5. Personal and Social Relations

These Waves of Girls is, as the title suggest, a collection of stories about girl’s life. The basic unit here is the school class, inside of which there are the strict rules of friendship. There is the best friend, the other close friends, those who are not friends at all, but rather enemies, and then the older school kids, to whom there is usually a distance; things related to them only are heard through somebody who’s older sister/brother is in the upper class. Maybe the most important way to demonstrate the trust in the best friend is to share secrets, of which there are a plenty. About those who are not friends there are always a multitude of rumours and gossip, that get circulated and inevitably distorted on the way. And here is another motivation for the hypertextual structure (the first being the simulation of the associative workings of the human memory) – following the hypertextually linked story fragments is very much like hearing a piece of gossip here and there. Some of the things are very hard to get by, whereas some stories you’ll hear over and over again.

Another level of secrecy comes from Tracey’s (the protagonist) sexual identity, her knowing early on that she likes more of other girls than boys. In addition to all the usual secrets between preteen and teen girls, she has the great secret of not-out-of-the-closet-yet lesbian. As a coming out story, These Waves has the strong feeling of deliverance, of letting out all the things that the narrator had to keep inside her while still a girl. The hypertextual structure collapses the two temporal levels together, so that the self-conscious older narrator and still unsure narrated girl blend to each other –even when coming out with the truth, she is still hiding the revelation in the labyrinth of the hypertext, in the entangled web of girl’s secrets.

These Waves of Girls is finally, in many ways, quite a traditional Bildungsroman, a story of the growing-up of a girl to a fullfledged individual in the society. But it is also a growing-up story of hypertext fiction. Instead of developing and polishing technical and programmed qualities of the new digital media, it takes the technology available and uses it for its own ends. When reading These Waves one is not so much invited to appreciate the latest developments of dynamic web coding, but instead, it makes one to ponder about the invented and constructed nature of the narrated past or the ideological power relations working in the society. Even though the claims that hypertext resembles in some concrete way the synaptic network of brain functions is already discarded, These Waves manages –in a more symbolic way– to depict the activity of remembering, and mental constructions of the past, the identity, and the self.

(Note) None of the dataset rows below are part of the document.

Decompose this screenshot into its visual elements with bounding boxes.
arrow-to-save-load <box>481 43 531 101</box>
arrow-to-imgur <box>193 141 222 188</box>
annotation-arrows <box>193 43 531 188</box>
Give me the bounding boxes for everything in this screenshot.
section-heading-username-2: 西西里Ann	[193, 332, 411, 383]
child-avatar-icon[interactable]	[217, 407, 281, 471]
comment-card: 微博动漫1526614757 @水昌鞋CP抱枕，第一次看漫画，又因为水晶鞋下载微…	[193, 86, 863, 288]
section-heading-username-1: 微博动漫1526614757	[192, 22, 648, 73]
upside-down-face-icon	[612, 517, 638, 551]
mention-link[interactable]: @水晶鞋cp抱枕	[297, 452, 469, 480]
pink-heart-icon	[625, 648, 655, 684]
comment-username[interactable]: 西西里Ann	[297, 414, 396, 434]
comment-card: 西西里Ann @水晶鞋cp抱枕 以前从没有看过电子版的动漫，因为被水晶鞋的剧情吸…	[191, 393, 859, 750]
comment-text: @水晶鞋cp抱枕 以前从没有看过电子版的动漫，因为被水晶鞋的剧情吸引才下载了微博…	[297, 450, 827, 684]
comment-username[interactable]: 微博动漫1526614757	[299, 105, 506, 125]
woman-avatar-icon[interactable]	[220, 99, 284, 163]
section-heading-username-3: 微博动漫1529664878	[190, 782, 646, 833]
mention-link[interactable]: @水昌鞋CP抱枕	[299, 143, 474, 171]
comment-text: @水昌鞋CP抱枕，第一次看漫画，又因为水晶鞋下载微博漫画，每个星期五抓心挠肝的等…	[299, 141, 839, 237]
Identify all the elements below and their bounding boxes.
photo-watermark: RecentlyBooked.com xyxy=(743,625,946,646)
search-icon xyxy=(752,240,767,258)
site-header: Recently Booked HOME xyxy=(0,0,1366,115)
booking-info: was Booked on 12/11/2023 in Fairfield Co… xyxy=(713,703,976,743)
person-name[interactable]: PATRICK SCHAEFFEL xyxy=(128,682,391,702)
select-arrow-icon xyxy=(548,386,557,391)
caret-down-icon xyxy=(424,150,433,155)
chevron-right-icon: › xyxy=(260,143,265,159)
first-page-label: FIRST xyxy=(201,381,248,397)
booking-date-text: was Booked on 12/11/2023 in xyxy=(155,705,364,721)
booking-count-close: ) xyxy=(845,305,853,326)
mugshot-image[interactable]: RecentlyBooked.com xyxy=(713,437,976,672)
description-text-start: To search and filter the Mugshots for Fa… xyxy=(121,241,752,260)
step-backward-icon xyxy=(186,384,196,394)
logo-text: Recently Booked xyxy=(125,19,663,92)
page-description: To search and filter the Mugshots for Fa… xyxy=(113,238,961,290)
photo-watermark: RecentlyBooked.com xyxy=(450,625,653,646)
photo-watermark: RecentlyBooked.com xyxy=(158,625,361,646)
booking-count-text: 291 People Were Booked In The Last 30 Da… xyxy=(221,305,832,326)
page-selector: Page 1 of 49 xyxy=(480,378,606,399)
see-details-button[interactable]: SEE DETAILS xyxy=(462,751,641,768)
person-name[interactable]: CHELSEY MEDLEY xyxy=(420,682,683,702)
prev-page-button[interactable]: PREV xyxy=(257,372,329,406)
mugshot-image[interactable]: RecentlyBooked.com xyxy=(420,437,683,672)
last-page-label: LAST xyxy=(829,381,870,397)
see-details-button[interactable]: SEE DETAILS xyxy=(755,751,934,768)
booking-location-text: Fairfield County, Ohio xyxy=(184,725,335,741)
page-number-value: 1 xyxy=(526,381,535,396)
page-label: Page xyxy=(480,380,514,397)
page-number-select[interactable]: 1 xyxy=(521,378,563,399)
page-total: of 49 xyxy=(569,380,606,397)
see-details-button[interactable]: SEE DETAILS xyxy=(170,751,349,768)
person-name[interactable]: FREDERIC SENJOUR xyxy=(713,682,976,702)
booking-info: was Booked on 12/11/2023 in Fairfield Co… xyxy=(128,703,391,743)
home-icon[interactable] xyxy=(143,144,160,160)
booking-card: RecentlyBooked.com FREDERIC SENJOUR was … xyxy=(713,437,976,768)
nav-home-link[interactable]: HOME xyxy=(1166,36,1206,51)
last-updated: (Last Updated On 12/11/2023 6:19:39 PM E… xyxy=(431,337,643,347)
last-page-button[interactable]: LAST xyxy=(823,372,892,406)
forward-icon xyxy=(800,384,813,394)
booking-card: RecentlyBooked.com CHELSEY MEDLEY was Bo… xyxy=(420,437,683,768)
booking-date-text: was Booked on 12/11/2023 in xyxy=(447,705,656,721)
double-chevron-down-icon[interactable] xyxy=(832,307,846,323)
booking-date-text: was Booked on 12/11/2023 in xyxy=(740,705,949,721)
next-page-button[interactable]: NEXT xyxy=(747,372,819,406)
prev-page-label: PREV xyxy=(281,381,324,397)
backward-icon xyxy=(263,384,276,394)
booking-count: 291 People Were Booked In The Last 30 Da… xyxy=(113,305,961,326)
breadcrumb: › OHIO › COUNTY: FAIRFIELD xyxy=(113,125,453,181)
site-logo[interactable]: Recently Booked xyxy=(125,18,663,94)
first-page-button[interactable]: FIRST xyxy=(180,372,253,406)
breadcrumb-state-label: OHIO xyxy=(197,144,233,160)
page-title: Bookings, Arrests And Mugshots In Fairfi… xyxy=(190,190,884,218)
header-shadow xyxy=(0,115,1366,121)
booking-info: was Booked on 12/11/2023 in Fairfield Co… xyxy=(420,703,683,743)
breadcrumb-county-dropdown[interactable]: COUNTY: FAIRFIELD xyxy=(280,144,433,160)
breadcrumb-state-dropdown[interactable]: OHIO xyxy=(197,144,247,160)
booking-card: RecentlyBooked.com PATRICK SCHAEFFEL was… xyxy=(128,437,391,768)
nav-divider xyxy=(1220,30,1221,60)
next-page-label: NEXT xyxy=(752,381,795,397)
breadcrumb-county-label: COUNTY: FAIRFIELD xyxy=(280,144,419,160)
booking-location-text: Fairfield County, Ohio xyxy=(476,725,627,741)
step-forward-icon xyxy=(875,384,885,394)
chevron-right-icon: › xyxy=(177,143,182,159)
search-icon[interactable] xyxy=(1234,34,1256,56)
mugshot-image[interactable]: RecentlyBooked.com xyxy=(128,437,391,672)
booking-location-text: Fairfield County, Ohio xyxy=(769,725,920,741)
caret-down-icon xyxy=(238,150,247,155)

It also uses the hypertext structure as a means to reproduce the feeling of secrecy, whispered gossips, and ever circulating rumours playing an important role in school girls lives. It manages to breath life to its technical platform, a feat that justifies its position as an exemplary case of digital literature.

The Challenge

The challenge for e-lit criticism, posed by works like These Waves of Girls, is thus to combine all the complexity of literary criticism with all the complexities hyper and cybertextual programming creates, without reducing the work to only one of its multiple dimensions. Theoretically, especially the categories of ’implied author’ and ’narrator’, and also the concept of unrealible narration, have to be reconsidered. This kind of clarification would make further discussion much more fruitful.

[1] This text is a modified version of an article published in the book Digitale Verdener, edited by Ida Engholm and Lisbeth Klastrup and published by Gyldendal (in Danish).